Antigamente não se produzia soja no cerrado brasileiro e os Estados Unidos eram o grande produtor global de soja. Nos últimos 50 anos, alguns materiais (para plantio da soja) foram trazidos para a Argentina, que tem um clima similar ao americano. E a soja começou a entrar na Argentina.

Depois, a Embrapa começou a pegar materiais de soja, subir para o sul do Brasil e aí foi subindo para o Cerrado. Então, a soja no Cerrado tem 50 anos. As cultivares vieram de um clima frio e foram adaptadas para um clima tropical.

Hoje, no Cerrado, se produz mais soja do que no Hemisfério Norte. Mais soja do que na Argentina. 

Milho é exemplo de ‘conversão’ de culturas fria para o clima tropical a toque de caixa

No ano passado, o Brasil foi o maior exportador de milho do mundo. Esse ano a gente caiu para a segunda posição, mas a gente já está brigando com os Estados Unidos passo a passo este ano. Talvez, no ano que vem, a gente volte à primeira posição novamente. E todo esse melhoramento genético que tirou o milho do clima frio e trouxe para o Cerrado foi em apenas 15 anos.

Hoje a gente está à frente de um projeto junto com a Biotrigo (empresa brasileira de melhoramento de trigo). Eles querem também trazer o trigo de um clima temperado para ser produzido no Cerrado. Então, a gente está começando com novos materiais, novas culturas e acredito que isso possa ser feito em muito menos do que 15 anos.

E quem sabe a gente não está à frente de um grande negócio e o Brasil possa parar de ser um importador de trigo e de repente virar autossuficiente? Ou, em alguns anos, possa exportar. E isso depende muito da tecnologia e da adequação desses materiais. A gente está vendo um grande potencial. 

Inteligência Financeira: Ano passado as empresas do agro estavam com múltiplos muito altos. Como você avalia a situação hoje, esses múltiplos já estão normalizados? É o momento de a SOJA3 ir ao mercado para fazer novas aquisições?

Marino Colpo – A gente teve múltiplos muito altos no passado e mesmo assim a gente conseguiu fazer duas aquisições, uma no ano de 2022 (Bestway Seeds) e uma no ano de 2023 (DaSoja). Então, mesmo com múltiplos altos, a gente acha que foi capaz de agregar valor aí para os nossos acionistas. Agora, a gente vê uma nova janela com muita oportunidade.
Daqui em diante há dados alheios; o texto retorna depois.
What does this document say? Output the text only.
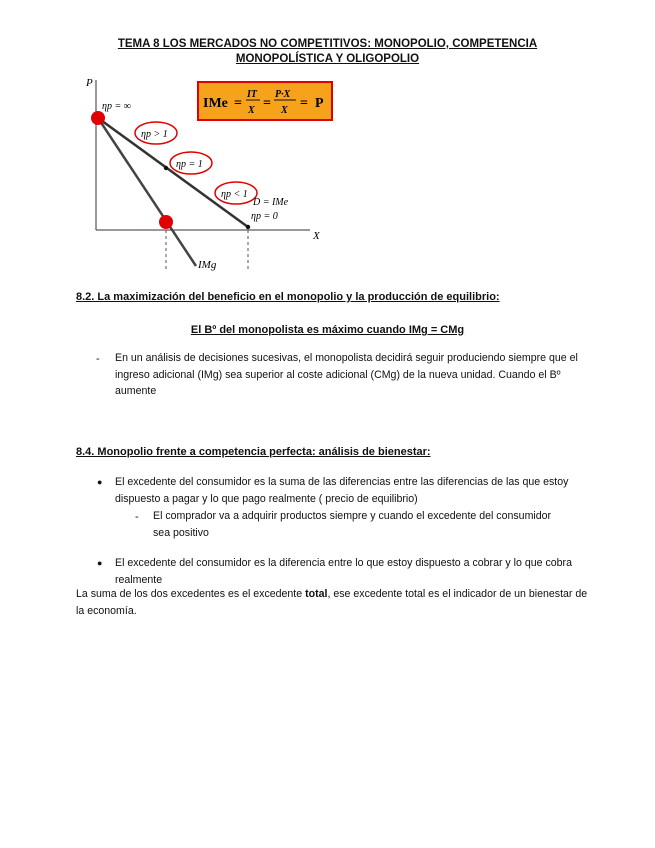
TEMA 8 LOS MERCADOS NO COMPETITIVOS: MONOPOLIO, COMPETENCIA
MONOPOLÍSTICA Y OLIGOPOLIO
P
X
ηp = ∞
ηp > 1
ηp = 1
ηp < 1
D = IMe
ηp = 0
IMg
IMe =
IT
X =
P·X
X = P
8.2. La maximización del beneficio en el monopolio y la producción de equilibrio:
El Bº del monopolista es máximo cuando IMg = CMg
- En un análisis de decisiones sucesivas, el monopolista decidirá seguir produciendo siempre que el ingreso adicional (IMg) sea superior al coste adicional (CMg) de la nueva unidad. Cuando el Bº aumente
8.4. Monopolio frente a competencia perfecta: análisis de bienestar:
● El excedente del consumidor es la suma de las diferencias entre las diferencias de las que estoy dispuesto a pagar y lo que pago realmente ( precio de equilibrio)
- El comprador va a adquirir productos siempre y cuando el excedente del consumidor sea positivo
● El excedente del consumidor es la diferencia entre lo que estoy dispuesto a cobrar y lo que cobra realmente
La suma de los dos excedentes es el excedente total, ese excedente total es el indicador de un bienestar de la economía.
Então, a gente tem olhado muitas coisas, você tem um momento com um pouco mais de desafio para o agro, com uma queda no preço das commodities recentemente.

Você tem uma situação de juros ainda muito altos no Brasil. Então, isso abre algumas oportunidades. A gente vê como oportunidade para a Boa Safra, empresa que está capitalizada, que tem um grande potencial de investir. E a gente quer olhar, sim, para aquisições. Nós temos, sim, vontade de fazer mais M&As.

Eu acho que o Brasil tem oportunidade de ouro no agro. Quando eu olho os (próximos) dez anos, o Brasil vai ser o grande produtor de alimentos para o mundo. A demanda por proteína e por carboidrato vegetal é muito grande. Muita gente está melhorando o seu perfil de consumo, consumindo mais carne, mais proteína. Então, tem uma oportunidade imensa no Brasil. É lógico que sempre o mercado foi cíclico. Talvez a gente passe por um ou dois anos de maior dificuldade. Mas a gente acha que essa pode ser uma oportunidade para a Boa Safra se posicionar em bons negócios. 

Inteligência Financeira: Essas aquisições, a ideia é que sejam no setor de soja mesmo, ou em outras culturas também?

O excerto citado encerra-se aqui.